Compromises of § 727 claims are viewed with heightened scrutiny. Section "727(a) is directed toward protecting the integrity of the bankruptcy system by denying discharge to debtors who engaged in objectionable conduct that is of a magnitude and effect broader and more pervasive than a fraud on . . . a single creditor." In re Chalasani, 92 F.3d 1300, 1311 (2nd Cir. 1996). Accordingly, some courts have held that § 727 claims may never be compromised. In re Vickers, 176 B.R. 287, 290 (Bankr. N.D. Ga. 1994) ("It is against public policy to sell discharges . . . Selling discharges would be a disease that would attack the heart of the bankruptcy process, its integrity."); In re Moore, 50 B.R. 661, 664 (Bankr. E.D. Tenn. 1985) ("A discharge in bankruptcy depends on the debtor's conduct; it is not an object of bargain."). At the very least, courts view compromises of § 727 claims with heightened scrutiny. In re Traxler, 277 B.R. 699, 705 (Bankr. E.D. Tex. 2002) ("the policy should be to view § 727 settlements with heightened skepticism and to subject them to close scrutiny by the bankruptcy court").

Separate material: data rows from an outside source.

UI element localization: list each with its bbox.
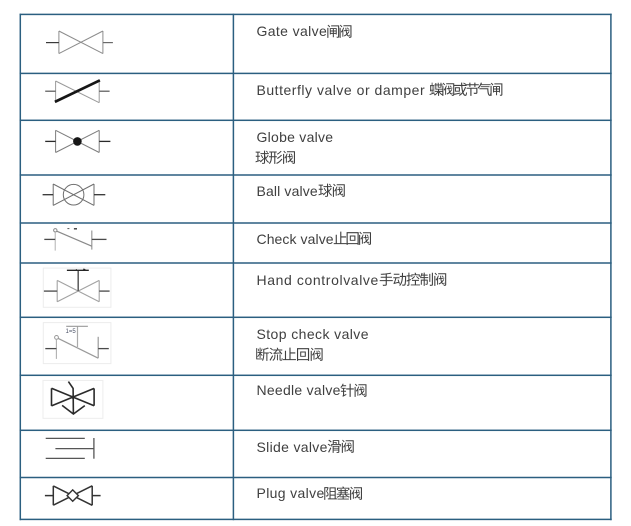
- svg-text:1=5: 1=5: [66, 329, 77, 335]
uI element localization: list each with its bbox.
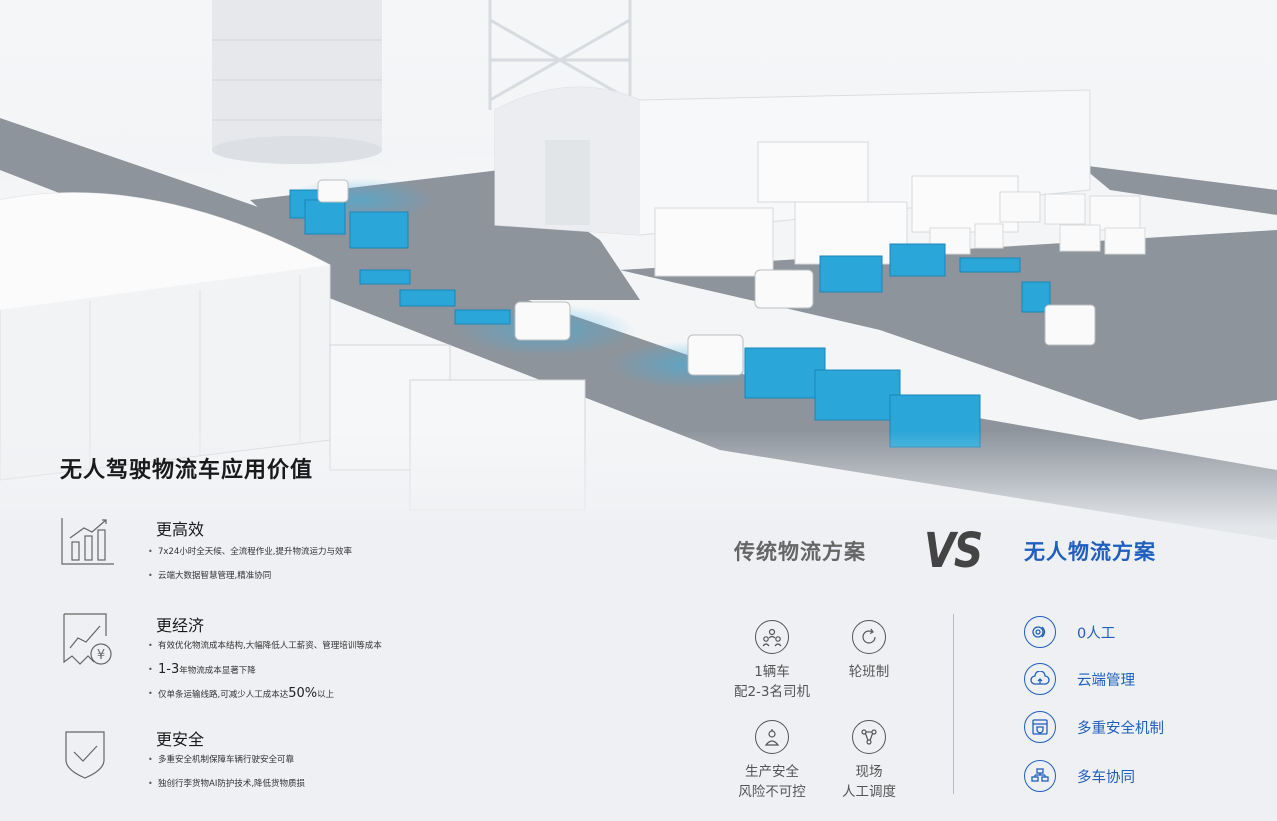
svg-text:¥: ¥ — [97, 648, 105, 663]
traditional-item-line2: 配2-3名司机 — [733, 684, 811, 700]
bar-chart-icon — [61, 518, 114, 565]
traditional-item-dispatch: 现场人工调度 — [814, 720, 924, 802]
value-bullet: 1-3年物流成本显著下降 — [148, 658, 382, 682]
drivers-group-icon — [755, 620, 789, 654]
cost-chart-icon: ¥ — [63, 613, 112, 665]
traditional-item-line1: 1辆车 — [754, 664, 790, 680]
value-bullet: 多重安全机制保障车辆行驶安全可靠 — [148, 748, 305, 772]
traditional-item-shift: 轮班制 — [814, 620, 924, 682]
comparison-divider — [953, 614, 954, 794]
safety-mechanism-icon — [1024, 711, 1056, 743]
vs-label: VS — [924, 523, 983, 579]
shield-check-icon — [65, 731, 105, 779]
value-heading: 更安全 — [156, 730, 205, 749]
traditional-item-line2: 风险不可控 — [738, 784, 806, 800]
unmanned-item-label: 多车协同 — [1077, 770, 1135, 786]
value-bullet: 独创行李货物AI防护技术,降低货物质损 — [148, 772, 305, 796]
unmanned-item-label: 0人工 — [1077, 626, 1116, 642]
traditional-item-line1: 轮班制 — [848, 664, 890, 680]
multi-vehicle-icon — [1024, 760, 1056, 792]
page-title: 无人驾驶物流车应用价值 — [60, 458, 314, 483]
value-heading: 更高效 — [156, 520, 205, 539]
traditional-solution-title: 传统物流方案 — [734, 540, 866, 564]
traditional-item-line2: 人工调度 — [842, 784, 896, 800]
traditional-item-risk: 生产安全风险不可控 — [717, 720, 827, 802]
unmanned-item-label: 多重安全机制 — [1077, 721, 1164, 737]
traditional-item-drivers: 1辆车配2-3名司机 — [717, 620, 827, 702]
rotation-icon — [852, 620, 886, 654]
unmanned-item-label: 云端管理 — [1077, 673, 1135, 689]
traditional-item-line1: 现场 — [855, 764, 883, 780]
risk-person-icon — [755, 720, 789, 754]
zero-labor-icon — [1024, 616, 1056, 648]
cloud-management-icon — [1024, 663, 1056, 695]
manual-dispatch-icon — [852, 720, 886, 754]
value-bullet: 云端大数据智慧管理,精准协同 — [148, 564, 352, 588]
value-bullet: 有效优化物流成本结构,大幅降低人工薪资、管理培训等成本 — [148, 634, 382, 658]
value-bullet: 7x24小时全天候、全流程作业,提升物流运力与效率 — [148, 540, 352, 564]
value-bullet: 仅单条运输线路,可减少人工成本达50%以上 — [148, 682, 382, 706]
unmanned-solution-title: 无人物流方案 — [1024, 540, 1156, 564]
traditional-item-line1: 生产安全 — [745, 764, 799, 780]
value-heading: 更经济 — [156, 616, 205, 635]
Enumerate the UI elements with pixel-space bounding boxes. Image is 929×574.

Trustee Sommers' allegations are serious, and his uncontradicted testimony at the hearing on the Compromise is even more serious. Each allegation, if proven, would independently justify revocation of Roqumore's discharge under § 727(d). Trustee Sommers' complaint raises ten separate allegations. There probably are circumstances in which it would be appropriate to compromise allegations that a discharge should be revoked. But this is not a case in which the trustee contends that the allegations supporting revocation would be hard to prove, and it is not even a situation in which the debtor must perform under the compromise in order to get the benefit of dismissal of the adversary proceeding seeking to revoke the discharge. Although Trustee Sommers is better positioned than Trustee West, (because Trustee Sommers has the benefit of partial collateral supplied by Roqumore's mother) nevertheless, it remains true that Roqumore herself need not perform any part of the Compromise to obtain dismissal of the discharge revocation adversary. A compromise that allows this result is inconsistent with the basic purposes and public policies embodied by the Bankruptcy Code. "The principal purpose of the Bankruptcy Code is to grant a `fresh start' to the ` honest but unfortunate debtor.'" Marrama v. Citizens Bank of Mass, 127 S.Ct. 1105, 1107 (2007) (emphasis added).
Based on the seriousness of Trustee Sommers' allegations, a trustee's right to be given honest answers and accurate documents, creditors' right to receive payment on legitimate debts, the integrity of this Court, and the principal purposes and policies of the Bankruptcy Code, the Court finds that the proposed Compromise is not fair, equitable, or in the best interest of the Roqumore estate.
Conclusion
For the reasons set forth above, the Court denies approval of the proposed Compromise.